Last week my husband and I left home in search of some fresh-picked apples and came home with a puppy.
I’m not a huge dog lover, but he is, and has been talking about getting one since we got married in 2013. Little did I know, as we made a Trader Joe’s stop for apple cider and baking ingredients on the way back from the orchard with a trunkful of Jonathans and Goldens, that my husband was eyeing the pet shop next door with the all-day puppy adoption event.
It was a set-up. Two sets of puppy-dog eyes pleading with me. Two begging stances. I gave in hard.
I spent a couple days congratulating myself on being a good wife who was willing to be spontaneous and get out of her comfort zone–and put up with a few accidents on the living room carpet–to make her husband happy.
And then yesterday, I learned that my husband, raised on a ranch in the West, has been giving the dog and the baby baths together. Our stinky puppy and our sweet baby. Together in a bathtub. To me, this seems like the sort of situation you can imagine in old-timey black-and-white photos from the 1860s when people were less worried about things like parasites and disease transference. Not the sort of thing that well-educated, loving 21st-century parents in Arlington, Virginia would put up with.
Am I hyperventilating? Sorry about that.
To be clear, we haven’t resolved this situation yet. My husband maintains it’s good for healthy child development and demands that I come up with a specific reason why it’s bad to bathe the animal and baby together. I just feel it’s generally unsanitary and icky. But we’ll work through it.
This impasse is uncomfortably similar to those TV-show comedy situations, where the clueless husband’s harebrained ideas are tanked by the humorless, uptight wife. It’s not a situation I like or want for our marriage.
And thankfully, I think we’re getting better at this as our marriage matures. My husband has his own, sometimes unconventional, ways of doing things. And they’re not necessarily worse than my ways, just different. I’ve learned he’ll always ask me why I think my way is better–and I won’t always have a logical answer.
Whether we’re disagreeing about how we stack the cutting boards, or whether the baby should be allowed to splash in the creek with just a diaper on, I’m learning to be willing to hear his point of view and accept that the way I’ve always thought things should be done is not necessarily the right way to do them.
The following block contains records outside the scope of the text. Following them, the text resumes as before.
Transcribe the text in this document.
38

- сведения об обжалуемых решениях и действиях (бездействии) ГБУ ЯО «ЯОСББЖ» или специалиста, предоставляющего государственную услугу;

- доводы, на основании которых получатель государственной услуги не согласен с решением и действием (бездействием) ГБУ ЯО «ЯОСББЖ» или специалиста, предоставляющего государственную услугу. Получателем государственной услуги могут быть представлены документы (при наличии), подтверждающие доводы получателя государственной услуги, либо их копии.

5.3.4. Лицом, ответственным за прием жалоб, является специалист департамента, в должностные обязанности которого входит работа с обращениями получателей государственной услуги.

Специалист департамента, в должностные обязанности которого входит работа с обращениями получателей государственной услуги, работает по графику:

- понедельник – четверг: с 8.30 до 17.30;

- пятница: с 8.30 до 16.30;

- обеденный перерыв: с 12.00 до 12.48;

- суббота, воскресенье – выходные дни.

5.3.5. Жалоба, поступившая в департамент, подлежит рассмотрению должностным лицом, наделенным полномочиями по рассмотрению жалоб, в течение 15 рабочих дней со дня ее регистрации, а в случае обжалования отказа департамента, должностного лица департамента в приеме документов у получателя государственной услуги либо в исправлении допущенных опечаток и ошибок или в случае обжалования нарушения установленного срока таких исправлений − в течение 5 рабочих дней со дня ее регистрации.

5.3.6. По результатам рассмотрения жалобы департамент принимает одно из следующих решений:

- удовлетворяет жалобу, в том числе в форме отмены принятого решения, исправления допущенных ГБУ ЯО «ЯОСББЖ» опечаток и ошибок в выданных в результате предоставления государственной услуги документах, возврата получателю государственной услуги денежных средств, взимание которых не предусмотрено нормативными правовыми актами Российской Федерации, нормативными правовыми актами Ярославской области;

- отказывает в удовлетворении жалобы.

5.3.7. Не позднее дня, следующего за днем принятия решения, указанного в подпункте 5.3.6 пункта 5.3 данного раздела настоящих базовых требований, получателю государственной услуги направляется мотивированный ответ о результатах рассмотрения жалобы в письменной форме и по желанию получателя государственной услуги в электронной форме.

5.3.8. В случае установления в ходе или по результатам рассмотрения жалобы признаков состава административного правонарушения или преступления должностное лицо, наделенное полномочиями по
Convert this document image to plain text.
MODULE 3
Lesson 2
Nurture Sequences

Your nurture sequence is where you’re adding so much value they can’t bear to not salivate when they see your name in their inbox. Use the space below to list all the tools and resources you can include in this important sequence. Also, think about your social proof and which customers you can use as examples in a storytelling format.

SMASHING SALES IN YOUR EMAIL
We get closer when I do agree to go along with things that are out of character for me, like decided at the last minute to bring home a dog. And when I commit to be more thoughtful before raising objections to my husband’s way of doing things, my husband takes it more seriously when I do decide to veto an idea. This is still a work in progress, but I think by doing this we’re getting better at communicating and understanding each other.
As far as the dog-baby bath situation, though? I’ll have to report back.